Input Sought On Requests To Alter Northeast Shipping Percentages

Shawn M. Boockoff, market administrator for the Northeast federal milk marketing order, is inviting comments from pool handlers to lower the shipping percentage for the months of September, October, and November from 20 percent to 10 percent until further notice.

Northeast order regulations state that in each of the months of September through November such shipments and transfers, by supply plants or qualified cooperative association handlers, to distributing plants must equal not less than 20 percent of the total quantity of milk that is received at the plant or diverted from it.
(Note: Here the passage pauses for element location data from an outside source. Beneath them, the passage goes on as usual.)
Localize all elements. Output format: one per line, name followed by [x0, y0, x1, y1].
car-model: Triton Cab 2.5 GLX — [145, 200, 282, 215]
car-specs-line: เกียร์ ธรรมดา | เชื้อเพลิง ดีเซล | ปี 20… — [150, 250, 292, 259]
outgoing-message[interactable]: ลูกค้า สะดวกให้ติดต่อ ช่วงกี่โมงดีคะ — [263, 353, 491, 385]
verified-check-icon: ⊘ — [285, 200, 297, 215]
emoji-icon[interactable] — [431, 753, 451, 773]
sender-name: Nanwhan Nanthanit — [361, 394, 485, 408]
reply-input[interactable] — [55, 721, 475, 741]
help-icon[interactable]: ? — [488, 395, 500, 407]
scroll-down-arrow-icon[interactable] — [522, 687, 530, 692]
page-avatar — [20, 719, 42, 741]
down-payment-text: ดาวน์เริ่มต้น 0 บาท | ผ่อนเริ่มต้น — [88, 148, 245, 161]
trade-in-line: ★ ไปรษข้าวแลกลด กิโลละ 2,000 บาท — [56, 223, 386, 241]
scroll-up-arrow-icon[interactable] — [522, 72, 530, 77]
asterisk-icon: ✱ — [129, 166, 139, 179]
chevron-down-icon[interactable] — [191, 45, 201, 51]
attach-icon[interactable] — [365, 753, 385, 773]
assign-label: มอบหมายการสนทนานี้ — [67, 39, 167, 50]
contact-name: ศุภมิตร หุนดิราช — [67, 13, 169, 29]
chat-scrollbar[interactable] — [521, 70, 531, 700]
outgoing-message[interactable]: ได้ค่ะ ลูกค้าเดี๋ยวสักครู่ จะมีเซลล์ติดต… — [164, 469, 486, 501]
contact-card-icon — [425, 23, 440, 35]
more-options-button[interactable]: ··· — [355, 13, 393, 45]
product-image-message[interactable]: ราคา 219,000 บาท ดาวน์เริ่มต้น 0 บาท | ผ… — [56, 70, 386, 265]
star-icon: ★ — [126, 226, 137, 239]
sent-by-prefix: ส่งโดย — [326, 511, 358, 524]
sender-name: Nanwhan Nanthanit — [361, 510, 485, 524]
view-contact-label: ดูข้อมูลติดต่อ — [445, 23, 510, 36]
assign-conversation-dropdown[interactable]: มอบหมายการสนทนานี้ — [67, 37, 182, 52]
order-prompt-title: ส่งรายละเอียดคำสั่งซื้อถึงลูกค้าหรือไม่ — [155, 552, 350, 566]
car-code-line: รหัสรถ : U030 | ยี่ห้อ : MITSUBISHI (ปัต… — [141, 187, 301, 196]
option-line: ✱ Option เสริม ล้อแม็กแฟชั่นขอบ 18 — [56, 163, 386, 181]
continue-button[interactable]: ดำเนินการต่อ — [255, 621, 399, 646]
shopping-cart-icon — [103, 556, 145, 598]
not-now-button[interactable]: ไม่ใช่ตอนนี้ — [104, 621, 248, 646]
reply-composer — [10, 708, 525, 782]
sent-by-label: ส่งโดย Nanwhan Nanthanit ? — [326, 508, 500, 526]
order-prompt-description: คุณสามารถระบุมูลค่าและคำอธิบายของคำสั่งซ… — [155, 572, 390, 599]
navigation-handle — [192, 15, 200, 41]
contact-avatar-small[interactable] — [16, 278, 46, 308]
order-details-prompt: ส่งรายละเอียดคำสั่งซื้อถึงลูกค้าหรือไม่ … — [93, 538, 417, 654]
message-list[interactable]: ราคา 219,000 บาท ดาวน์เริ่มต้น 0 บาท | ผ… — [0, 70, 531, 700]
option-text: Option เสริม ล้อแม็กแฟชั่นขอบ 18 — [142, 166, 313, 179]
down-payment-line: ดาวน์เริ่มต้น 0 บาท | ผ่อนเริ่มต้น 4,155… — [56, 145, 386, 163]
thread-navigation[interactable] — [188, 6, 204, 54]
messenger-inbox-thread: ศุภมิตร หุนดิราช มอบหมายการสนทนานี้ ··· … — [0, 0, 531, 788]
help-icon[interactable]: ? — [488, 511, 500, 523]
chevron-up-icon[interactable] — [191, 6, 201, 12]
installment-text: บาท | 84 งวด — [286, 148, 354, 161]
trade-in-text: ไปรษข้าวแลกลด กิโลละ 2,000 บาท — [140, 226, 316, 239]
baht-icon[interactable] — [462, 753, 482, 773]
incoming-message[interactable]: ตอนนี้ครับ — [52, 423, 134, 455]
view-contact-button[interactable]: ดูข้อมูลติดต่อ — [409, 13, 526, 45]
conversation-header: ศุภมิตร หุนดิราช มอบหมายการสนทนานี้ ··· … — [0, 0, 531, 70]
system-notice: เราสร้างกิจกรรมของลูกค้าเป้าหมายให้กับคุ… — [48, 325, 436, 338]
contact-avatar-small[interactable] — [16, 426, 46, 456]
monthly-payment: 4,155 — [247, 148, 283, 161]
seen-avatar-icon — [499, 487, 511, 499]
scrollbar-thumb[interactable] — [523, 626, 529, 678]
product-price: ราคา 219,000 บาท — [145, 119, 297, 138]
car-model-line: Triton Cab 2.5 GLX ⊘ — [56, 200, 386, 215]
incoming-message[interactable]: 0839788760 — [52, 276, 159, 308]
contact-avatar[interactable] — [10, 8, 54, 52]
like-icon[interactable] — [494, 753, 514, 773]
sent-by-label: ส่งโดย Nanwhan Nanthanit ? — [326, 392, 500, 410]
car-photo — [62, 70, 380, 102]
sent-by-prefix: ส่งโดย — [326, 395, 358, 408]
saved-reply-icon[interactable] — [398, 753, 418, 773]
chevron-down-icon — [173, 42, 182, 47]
Under the order’s regulations, the applicable shipping percentages may be increased or decreased by the market administrator if it is determined that such adjustment is necessary to encourage needed shipments or to prevent uneconomic shipments. Boockoff’s office is commencing a formal assessment of milk supplies and market conditions relative to the demand for milk utilized as Class I and, in particular, for the upcoming months of September, October, and November.

Boonville Farms Cooperative Inc., Boonville, NY, was one of the two pool handlers that requested that the shipping percentage be decreased to 10 percent for the months of September through November. This decrease, originally requested by Queensboro Farm Products, has been repeatedly approved since 2013.

Boonville asserted that the market conditions on which these past petitions were granted remain today, and are unlikely to change.

Specifically, Boonville asserted the following justifications for granting its request:
• Class I utilization has seen a “significant reduction” over the last 20 years with the trend line showing a steady decline.
• Uneconomic shipments of milk will result from the higher 20 percent mandate. With local markets saturated, Boonville Farms will need to seek out sales to farther destinations, which will lead to much higher transportation costs, and the loss of premiums from milk diverted from well-established local customers.
• The current shipping provision of the order creates an unintended competitive disadvantage in the marketplace for smaller cooperatives – handlers.

The other request to lower the shipping percentages for September, October and November was submitted by Lowville Producers Dairy Cooperative and Canastota Dairy Products, LLC, the new owners of the former Queensboro Farm Products dairy plant located in Canastota,NY. The new owners of the plant, the owners have also had zero calls for Class I milk.

The constant decline of pool distributing plants associated with the Northeast order makes additional shipments into the remaining plants nearly impossible, Lowville and Canastota noted. Throughout the years, there has been a large decrease in the number of pool supply plants.

Over the last five years, US milk production growth went to Class III production as that is where most of the capacity additions were and are still trending, Lowille and Canastota continued. There are several new plants being built in New York state; some of those plants will be operational in 2024, others in 2025 and 2026. And there are several additional existing non-Class I plants which are planning to expand in the same timeframe.

With all these new expansions, the fear of Lowville and Canastota is that every single cooperative will be expanding to fulfill all this demand and it will trigger another set of problems.

Comments on these requests must be submitted by July 12, 2024, to: Northeast Marketing Area, 302A Washington Avenue Extension, Albany, NY 12203; Attention: Brian Riordon; or emailed to briordon@fedmilk1.com. Copies can be found on the Northeast order website, at www.fmmone.com.

In other Northeast order developments, pool handler Dairy Farmers of America (DFA) requested a temporary authorization allowing pool handlers to dispose of surplus milk at a farm or non-plant location, with said milk retaining the status of pooled producer milk.

The DFA request is in response to a combination of stronger-than-expected milk production and lower-than-expected Class I sales combining with significant plant operating issues related to power and equipment issues. Pool handlers Agri-Mark, Cayuga Marketing, Land O’Lakes, Maryland and Virginia Milk Producers Cooperative, and Upstate Niagara Cooperative submitted remarks either in support of, or did not oppose, DFA’s request.